ROMNEY, W.Va. — Four deer killed in Jefferson County have tested positive for chronic wasting disease. Although it’s the first detection of the cervid virus in Jefferson County, West Virginia Division of Natural Resources officials said it was a matter of “when” and not “if” the county would eventually have positive cases.
“It was going to be more or less inevitable that Jefferson County was going to go positive given that it’s surrounded on all sides by positive counties in West Virginia, Virginia, and Maryland,” said Ethan Barton, Wildlife Disease Specialist for the West Virginia DNR.
The four deer were killed between October 2023 and February 2024. According to Barton, one was collected as a hunter harvested deer, another was a road kill and the other two were collected by other means as part of the ongoing surveillance work to monitor the spread of CWD in the area.
The disease was first detected in West Virginia in a road killed animal discovered in 2005 near the community of Slanesville in Hampshire County. It has slowly moved into contiguous counties over the course of time.
“That makes six positive counties. In chronological order it would have been Hampshire then Hardy, followed by Morgan, Mineral, and Berkeley in the same year and now Jefferson. They are all contiguous over here in the Eastern Panhandle.” Barton explained.
So far Pendleton and Grant Counties have not had positive cases Barton said they still have Grant County under the same restrictions as the rest of the CWD containment zone because of the proximity and the ongoing surveillance continues.
The four positive cases out of Jefferson County came from testing 124 deer since last fall. Barton said their findings show prevalence of CWD in Jefferson County at around three-percent. He said the low percentage is an indication they likely found the infection outbreak rather early. Unfortunately, history has proven, the prevalence doesn’t stay down once it is manifested in an area.
“Right now based on our best estimates we’re getting close to about 1 in 3 in Hampshire County. That’s about a 30 to 35 percent prevalence. In our long term monitoring area around Slanesville where we’ve been conducting monitoring since CWD was detected, that number looks a lot closer to 60-percent, which is astonishing,” he said.
Barton said all four of the positive deer in Jefferson County showed no physical symptoms of CWD, which is typical. It isn’t until the final stages of the cycle when the true ravage of the disease can be observed. The clinical conditions include the deer becoming heavily emaciated, hair falling out, difficulty standing, and no fear or instincts about potential threats.
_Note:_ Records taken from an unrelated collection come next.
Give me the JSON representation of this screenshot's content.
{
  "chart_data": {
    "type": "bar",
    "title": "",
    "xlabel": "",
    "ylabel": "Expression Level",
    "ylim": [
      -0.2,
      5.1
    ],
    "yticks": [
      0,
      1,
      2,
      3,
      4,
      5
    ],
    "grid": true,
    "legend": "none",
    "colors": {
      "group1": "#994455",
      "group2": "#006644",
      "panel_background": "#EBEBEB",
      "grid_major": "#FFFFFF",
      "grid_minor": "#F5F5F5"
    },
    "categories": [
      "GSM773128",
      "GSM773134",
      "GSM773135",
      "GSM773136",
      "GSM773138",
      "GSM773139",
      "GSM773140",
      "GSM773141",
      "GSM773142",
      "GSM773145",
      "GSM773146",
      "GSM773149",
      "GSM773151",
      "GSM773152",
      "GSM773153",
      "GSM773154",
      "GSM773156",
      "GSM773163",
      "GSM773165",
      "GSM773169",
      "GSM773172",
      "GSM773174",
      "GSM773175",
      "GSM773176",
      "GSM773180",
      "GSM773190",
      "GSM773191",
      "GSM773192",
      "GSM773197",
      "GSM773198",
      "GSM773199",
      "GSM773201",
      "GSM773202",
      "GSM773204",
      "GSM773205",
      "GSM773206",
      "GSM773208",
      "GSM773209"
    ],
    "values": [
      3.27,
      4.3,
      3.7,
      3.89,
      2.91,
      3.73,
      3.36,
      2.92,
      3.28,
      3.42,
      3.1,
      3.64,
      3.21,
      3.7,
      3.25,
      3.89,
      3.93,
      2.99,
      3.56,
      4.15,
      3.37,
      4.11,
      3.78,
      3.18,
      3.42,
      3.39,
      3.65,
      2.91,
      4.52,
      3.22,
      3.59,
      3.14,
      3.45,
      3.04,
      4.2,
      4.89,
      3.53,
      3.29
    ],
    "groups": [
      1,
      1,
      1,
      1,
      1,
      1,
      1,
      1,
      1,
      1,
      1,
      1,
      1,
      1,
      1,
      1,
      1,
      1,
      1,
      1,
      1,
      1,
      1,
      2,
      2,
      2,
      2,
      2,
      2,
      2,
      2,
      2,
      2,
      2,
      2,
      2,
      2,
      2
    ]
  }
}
The discovery of positives in Jefferson County will have little impact on restrictions. Since the county was already consider at high risk due to proximity, emergency restrictions on feeding and baiting of deer were already in place.
“Those practices can concentrate a lot of deer in one area in an unnatural level of interaction that may facilitate rapid spread. There’s been some pretty doggone good research come out in the last few years that has demonstrated there are a lot more deer-to-deer interactions at bait piles and feed piles than there would naturally be on the landscape. That sort of backs up the logic,” said Barton.
There are also emergency rules in place which prohibit transport of the brain and spinal cord out of the containment zone. Those parts of the deer anatomy are where the prions which spread the disease reside.